The next day started with a small hike, (a word I wasn’t particularly excited about, so we called it an ‘uphill walk’ instead – much better), to a waterfall. London doesn’t have enough waterfalls in my opinion.
Next we went for lunch at the Ghost Farm, which is a small cabin Deplar own down the road from the main hotel. A chef came from the hotel to prepare another delicious meal for us, however I was completely distracted by a mountain game that consisted of a ring hanging from a piece of string on the ceiling that you try to swing onto a hook on the wall. Sounds easy, right? Well it’s not, and I was obsessed – I’m actually still trying to work out where I can install one in my flat.
After proving I was better at the ring game than Thor (he may or may not tell a different story), it seemed like a good idea for everyone’s sanity to go outside and shoot some guns instead. Despite appearances, I’m actually more likely to be found skeet shooting than doing gong yoga (another Deplar activity), although I’d never been shooting in the snow before. I’d also never tried axe throwing either, which as it turns out, I’m terrible at, and vowed that when I got home I’d throw axes around Notting Hill until I improve.

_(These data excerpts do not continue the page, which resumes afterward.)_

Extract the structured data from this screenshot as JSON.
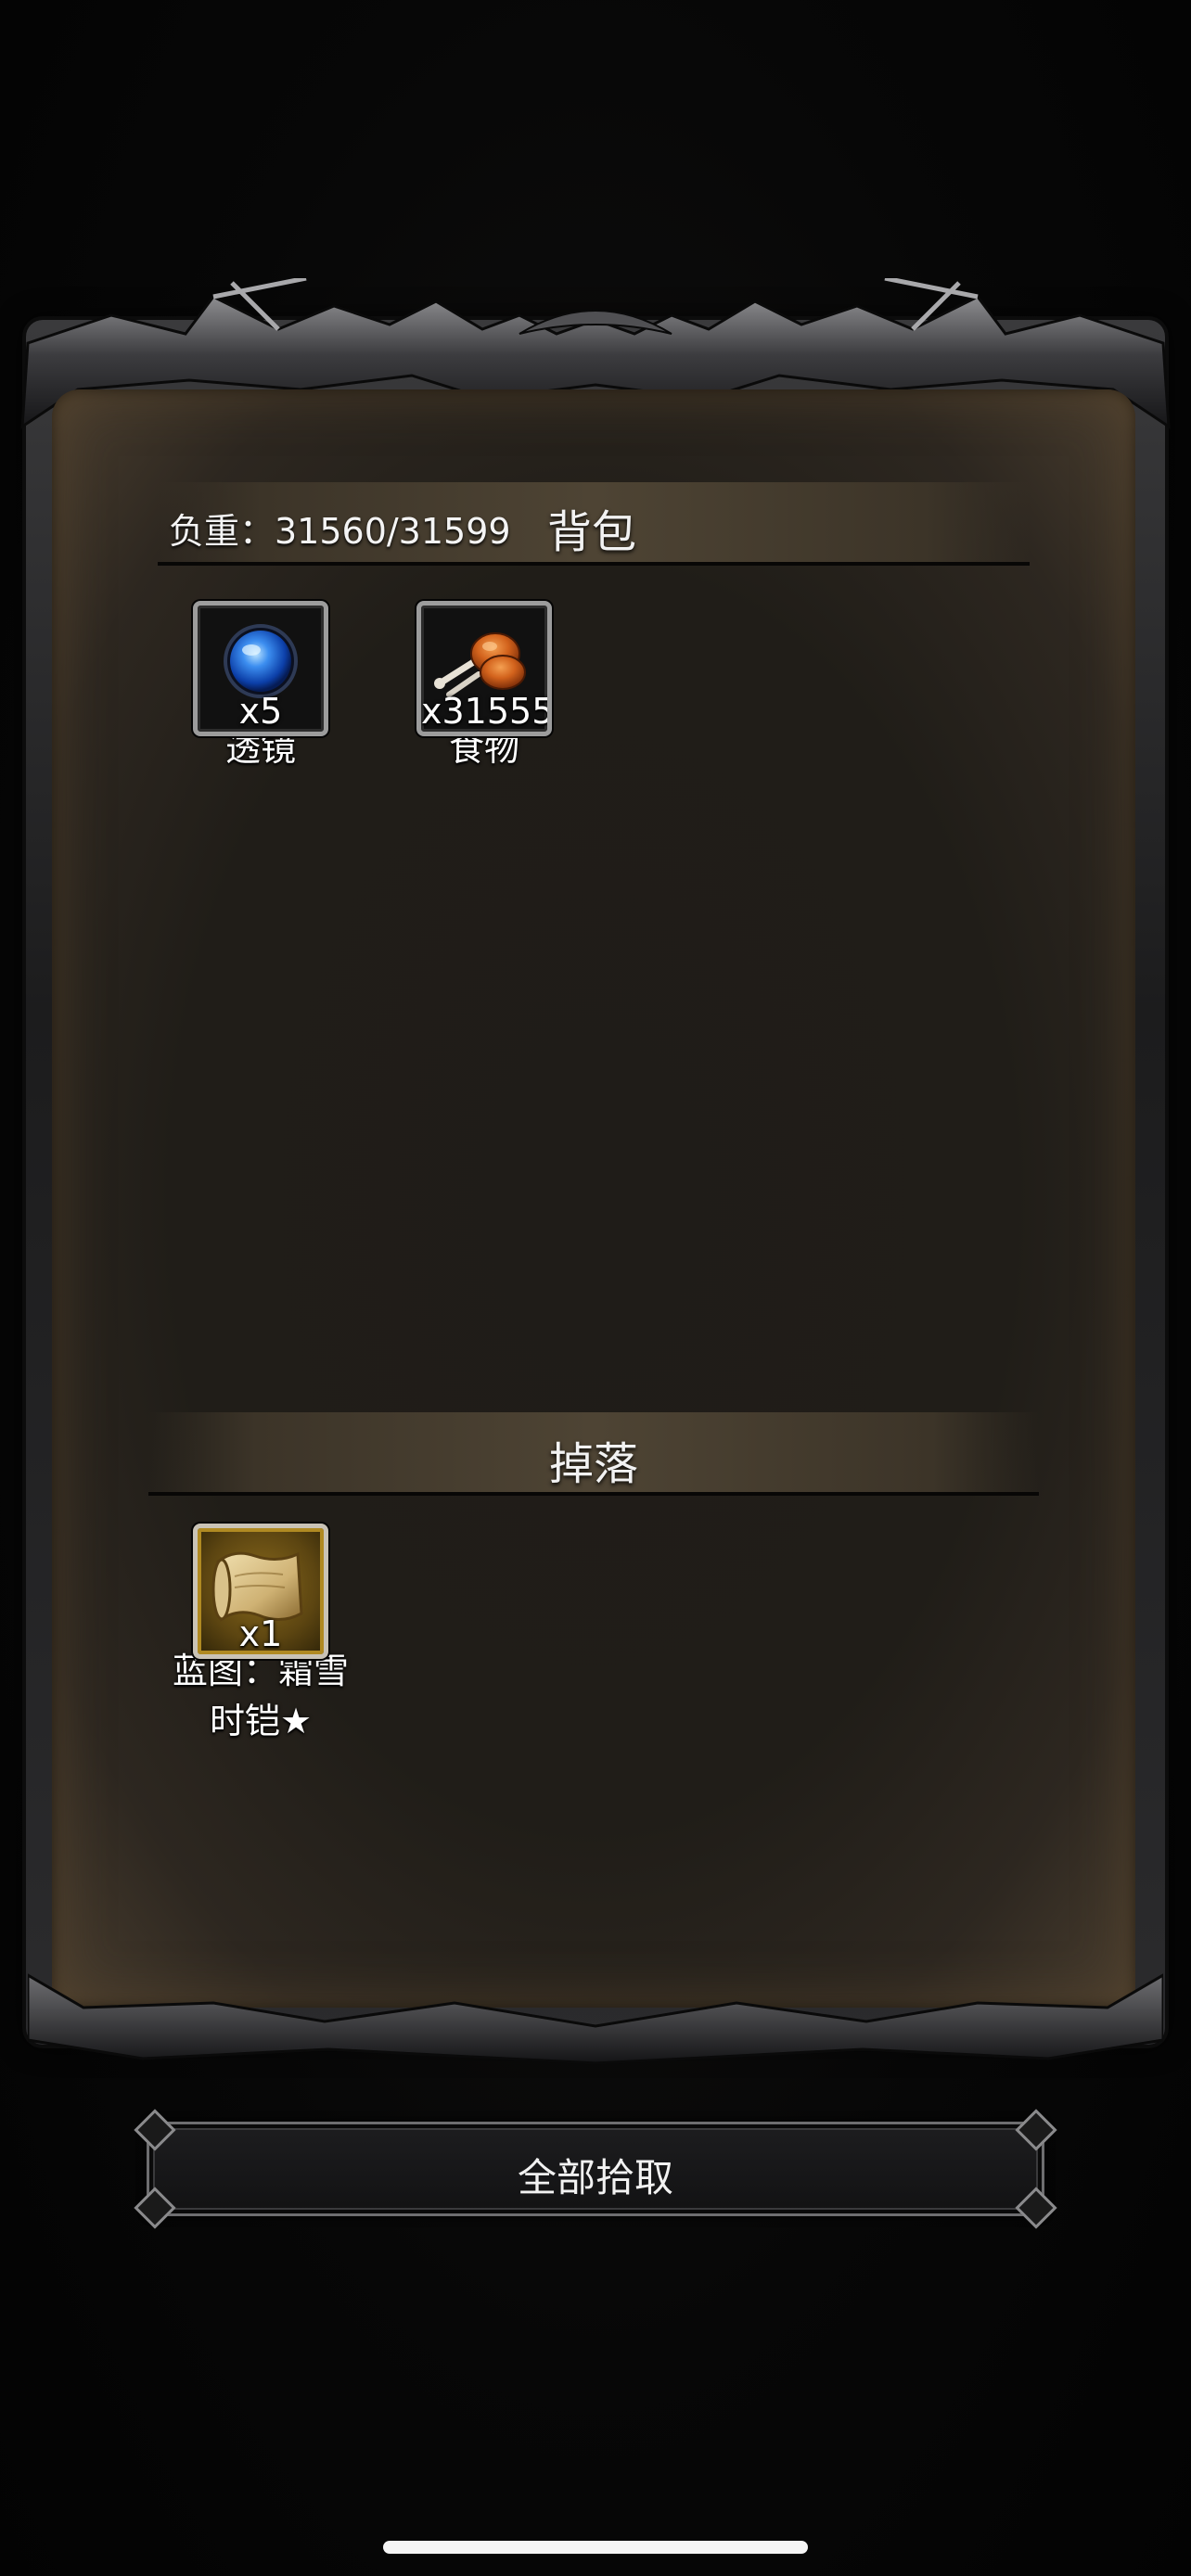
{
  "bag": {
    "title": "背包",
    "weight_label": "负重：31560/31599",
    "items": [
      {
        "name": "透镜",
        "quantity": "x5",
        "icon": "blue-orb-lens-icon"
      },
      {
        "name": "食物",
        "quantity": "x31555",
        "icon": "roasted-meat-icon"
      }
    ]
  },
  "drop": {
    "title": "掉落",
    "items": [
      {
        "name_line1": "蓝图：霜雪",
        "name_line2": "时铠★",
        "quantity": "x1",
        "icon": "blueprint-scroll-icon"
      }
    ]
  },
  "actions": {
    "pickup_all_label": "全部拾取"
  },
  "colors": {
    "panel_bg": "#201d18",
    "header_band": "#4e4434",
    "frame_metal": "#3a3a3c",
    "gold_slot": "#b08a22"
  }
}
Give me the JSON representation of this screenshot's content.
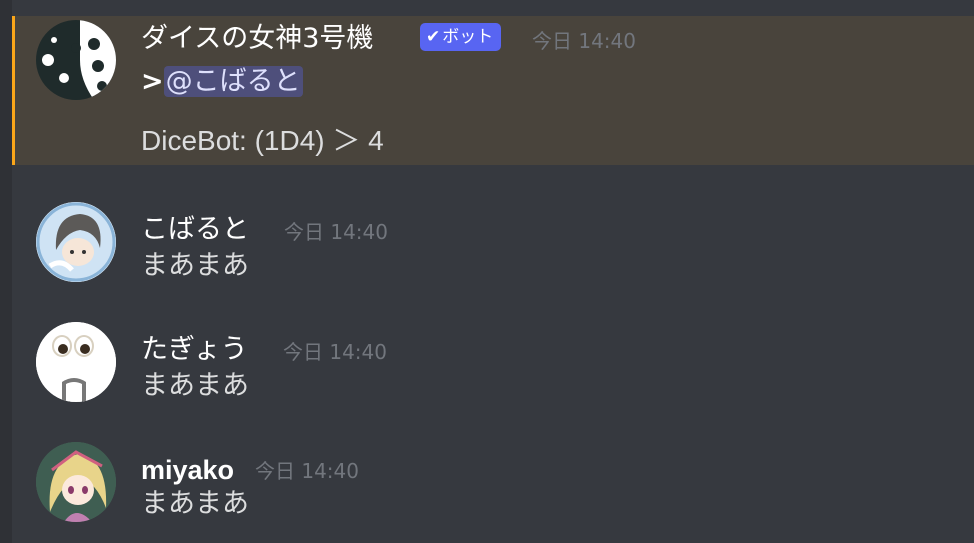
{
  "messages": [
    {
      "author": "ダイスの女神3号機",
      "badge": "ボット",
      "badge_check": "✔",
      "timestamp": "今日 14:40",
      "quote_marker": ">",
      "mention": "@こばると",
      "output": "DiceBot: (1D4) ＞ 4",
      "highlight_color": "#faa61a"
    },
    {
      "author": "こばると",
      "timestamp": "今日 14:40",
      "text": "まあまあ"
    },
    {
      "author": "たぎょう",
      "timestamp": "今日 14:40",
      "text": "まあまあ"
    },
    {
      "author": "miyako",
      "timestamp": "今日 14:40",
      "text": "まあまあ"
    }
  ],
  "colors": {
    "background": "#36393f",
    "highlight_background": "#49443c",
    "mention_background": "#5865f2",
    "badge": "#5865f2",
    "timestamp": "#72767d"
  },
  "icons": {
    "bot_avatar": "dice-face-icon",
    "badge_check": "check-icon"
  }
}
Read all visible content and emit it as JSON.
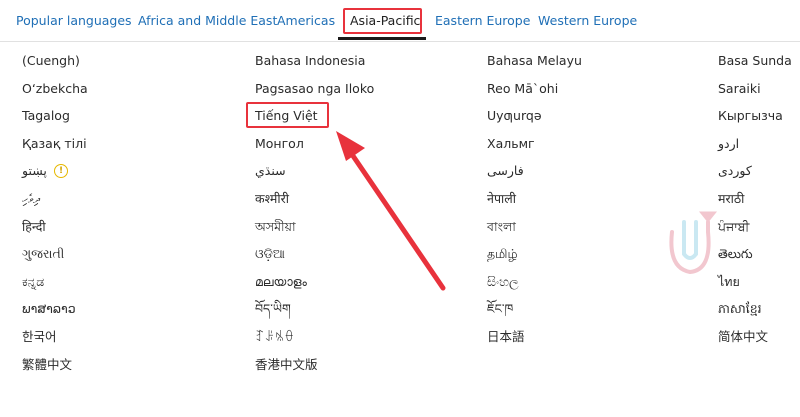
{
  "tabs": [
    {
      "label": "Popular languages"
    },
    {
      "label": "Africa and Middle East"
    },
    {
      "label": "Americas"
    },
    {
      "label": "Asia-Pacific"
    },
    {
      "label": "Eastern Europe"
    },
    {
      "label": "Western Europe"
    }
  ],
  "active_tab": "Asia-Pacific",
  "annotation_color": "#e8323c",
  "languages": [
    [
      "(Cuengh)",
      "Bahasa Indonesia",
      "Bahasa Melayu",
      "Basa Sunda"
    ],
    [
      "O‘zbekcha",
      "Pagsasao nga Iloko",
      "Reo Mā`ohi",
      "Saraiki"
    ],
    [
      "Tagalog",
      "Tiếng Việt",
      "Uyƣurqə",
      "Кыргызча"
    ],
    [
      "Қазақ тілі",
      "Монгол",
      "Хальмг",
      "اردو"
    ],
    [
      "پښتو",
      "سنڌي",
      "فارسی",
      "کوردی"
    ],
    [
      "ދިވެހި",
      "कश्मीरी",
      "नेपाली",
      "मराठी"
    ],
    [
      "हिन्दी",
      "অসমীয়া",
      "বাংলা",
      "ਪੰਜਾਬੀ"
    ],
    [
      "ગુજરાતી",
      "ଓଡ଼ିଆ",
      "தமிழ்",
      "తెలుగు"
    ],
    [
      "ಕನ್ನಡ",
      "മലയാളം",
      "සිංහල",
      "ไทย"
    ],
    [
      "ພາສາລາວ",
      "བོད་ཡིག",
      "ཇོང་ཁ",
      "ភាសាខ្មែរ"
    ],
    [
      "한국어",
      "ꆈꌠꁱꂷ",
      "日本語",
      "简体中文"
    ],
    [
      "繁體中文",
      "香港中文版",
      "",
      ""
    ]
  ],
  "highlighted_language": "Tiếng Việt",
  "warning_icon": "info-circle-icon"
}
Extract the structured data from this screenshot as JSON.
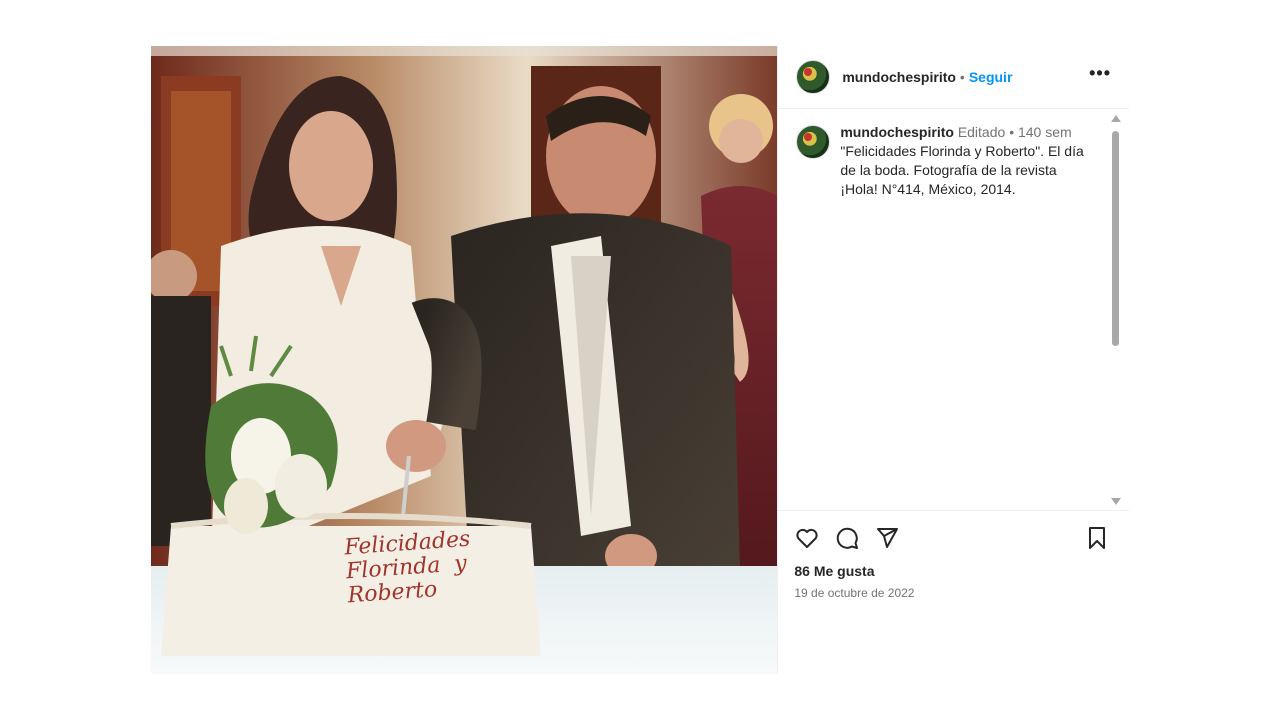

After successfully managing to not kill anyone, we went for a drive around the local area. At this point I feel like I don’t even need to say that every inch of this country is jaw-droppingly beautiful, and every time we went anywhere I had to pinch myself because I couldn't quite believe that what I was seeing was real. The drive ended up down at the beach, where we got into dry suits and the aforementioned kayaking happened – something else I hadn’t done before, but am immensely pleased that I did.
On our final day, we went whale-watching. This was the number one thing Mr Smith and I had wanted to do during our stay, so to say I was excited was an understatement. We went out with another couple from the hotel (all activities are done privately with just your party and your guide, but whales are obviously hard to manage so sometimes small groups go out together depending on timing).
After about an hour of speeding over the Arctic, the captain announced that some whales were right ahead of us. He cut the engines, and sure enough there were two humpbacks only a few metres away. As I stood there, overwhelmed at how beautiful it all was, I thought I might actually cry…but instead I threw up everywhere. Yes, It was at that exact moment that I found out I get seasick. After I insisted I was fine, we continued on to check out the Greenland iceberg and I happily accepted the whisky someone handed me which, yes, I proceeded to throw up also.
Once back on dry land – and after a lot of apologising to the captain of the boat – we headed to the airport. On the way I asked our driver if he could take the long route there, just so I could soak up as much of Iceland as I could before I had to leave.
Nothing I say here can really convey what an incredible place Iceland is; and how Deplar Farm and its consistently lovely staff so effortlessly allow you to experience it in the very best way possible. It was truly unlike any experience I’ve ever had. The only thing I missed was seeing the Northern Lights…so I guess I’ll just have to go back.